Here's some more on Lerner and Mondays for you to chew on:

Why not Meatless Tuesdays? asks Crains New York Business.

"Monday is this magical day," Lerner says. "We say it's a trigger or reset day. There are six or seven other Monday campaigns that we sponsor, through: Kids Cook Monday, Move It Monday [for exercise] and Quit and Stay Quit Monday [aimed at smokers]. We are also working Man Up Monday in Harlem, tied into the city's free condom program. They all fall under Mondays Campaign Inc."
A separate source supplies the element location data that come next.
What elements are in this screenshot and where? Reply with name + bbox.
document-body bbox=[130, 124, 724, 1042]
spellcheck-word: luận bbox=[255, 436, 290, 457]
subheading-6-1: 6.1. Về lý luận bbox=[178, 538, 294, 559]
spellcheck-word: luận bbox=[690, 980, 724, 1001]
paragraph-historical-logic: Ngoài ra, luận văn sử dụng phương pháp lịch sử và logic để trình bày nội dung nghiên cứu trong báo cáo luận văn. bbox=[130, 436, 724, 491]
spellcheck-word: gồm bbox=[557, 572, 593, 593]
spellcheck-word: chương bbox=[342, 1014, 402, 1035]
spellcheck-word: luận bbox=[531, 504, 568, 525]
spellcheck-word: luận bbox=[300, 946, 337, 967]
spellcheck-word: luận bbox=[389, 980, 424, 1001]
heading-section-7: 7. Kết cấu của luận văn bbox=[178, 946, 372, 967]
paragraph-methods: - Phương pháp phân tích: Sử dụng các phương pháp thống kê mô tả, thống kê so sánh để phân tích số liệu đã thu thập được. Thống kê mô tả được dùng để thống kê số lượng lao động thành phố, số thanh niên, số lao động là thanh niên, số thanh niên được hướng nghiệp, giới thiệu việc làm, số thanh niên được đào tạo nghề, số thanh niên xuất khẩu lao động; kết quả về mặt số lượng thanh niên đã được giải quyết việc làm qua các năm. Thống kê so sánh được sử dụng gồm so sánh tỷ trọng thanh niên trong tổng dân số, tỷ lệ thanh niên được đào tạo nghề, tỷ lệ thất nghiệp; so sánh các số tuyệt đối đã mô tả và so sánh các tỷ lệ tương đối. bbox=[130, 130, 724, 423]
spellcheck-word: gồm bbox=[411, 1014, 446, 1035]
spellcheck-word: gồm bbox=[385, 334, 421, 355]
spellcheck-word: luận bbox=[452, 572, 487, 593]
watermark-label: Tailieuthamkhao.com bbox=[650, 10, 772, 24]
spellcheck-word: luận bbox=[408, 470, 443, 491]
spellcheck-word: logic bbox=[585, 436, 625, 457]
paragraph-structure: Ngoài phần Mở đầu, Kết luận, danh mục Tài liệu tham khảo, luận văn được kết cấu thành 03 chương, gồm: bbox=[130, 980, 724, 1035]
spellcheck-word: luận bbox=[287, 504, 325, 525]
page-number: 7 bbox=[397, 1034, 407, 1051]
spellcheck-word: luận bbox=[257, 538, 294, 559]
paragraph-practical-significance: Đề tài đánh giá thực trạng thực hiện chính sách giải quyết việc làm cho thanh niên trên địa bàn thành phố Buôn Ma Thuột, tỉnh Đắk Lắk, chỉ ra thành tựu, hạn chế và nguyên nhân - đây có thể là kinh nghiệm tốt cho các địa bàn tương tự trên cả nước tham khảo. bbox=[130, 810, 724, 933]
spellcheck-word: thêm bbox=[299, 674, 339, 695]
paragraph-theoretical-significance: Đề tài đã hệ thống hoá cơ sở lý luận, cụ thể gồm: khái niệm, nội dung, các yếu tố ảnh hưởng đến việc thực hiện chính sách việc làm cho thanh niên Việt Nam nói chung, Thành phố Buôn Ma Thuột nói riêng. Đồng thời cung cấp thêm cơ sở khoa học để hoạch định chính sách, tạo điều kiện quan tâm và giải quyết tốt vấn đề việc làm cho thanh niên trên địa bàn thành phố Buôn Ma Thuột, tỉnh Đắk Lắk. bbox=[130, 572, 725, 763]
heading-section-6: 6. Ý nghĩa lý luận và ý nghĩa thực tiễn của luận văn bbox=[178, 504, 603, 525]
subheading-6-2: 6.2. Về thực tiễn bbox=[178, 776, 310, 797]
Scott M. Stringer, Manhattan borough president and author of FoodNYC: A Blueprint for Sustainable Food System in The New York Times: "The way to get to kids is to raise the flag: 'Give up meat one day a week. I'm not going to have Burger King or McDonald's for one day.' You've got to reach the next generation of New Yorkers early."

Campaign Aims To Make Meatless Mondays Hip on NPR: "Lerner still eats meat and enjoys it. But his wake-up call came about a decade ago. His doctor told him that his cholesterol and blood pressure were way too high, and his diet was a big part of it. His father had died of heart disease, and when he looked around, he saw these lifestyle diseases everywhere. When Lerner researched the numbers on just how much meat Americans were really consuming, he was surprised. Back in 1950, when Lerner was a young man, the norm was about 2.8 pounds of meat a week. Jump forward to 2006, and consumption increased about 50 percent."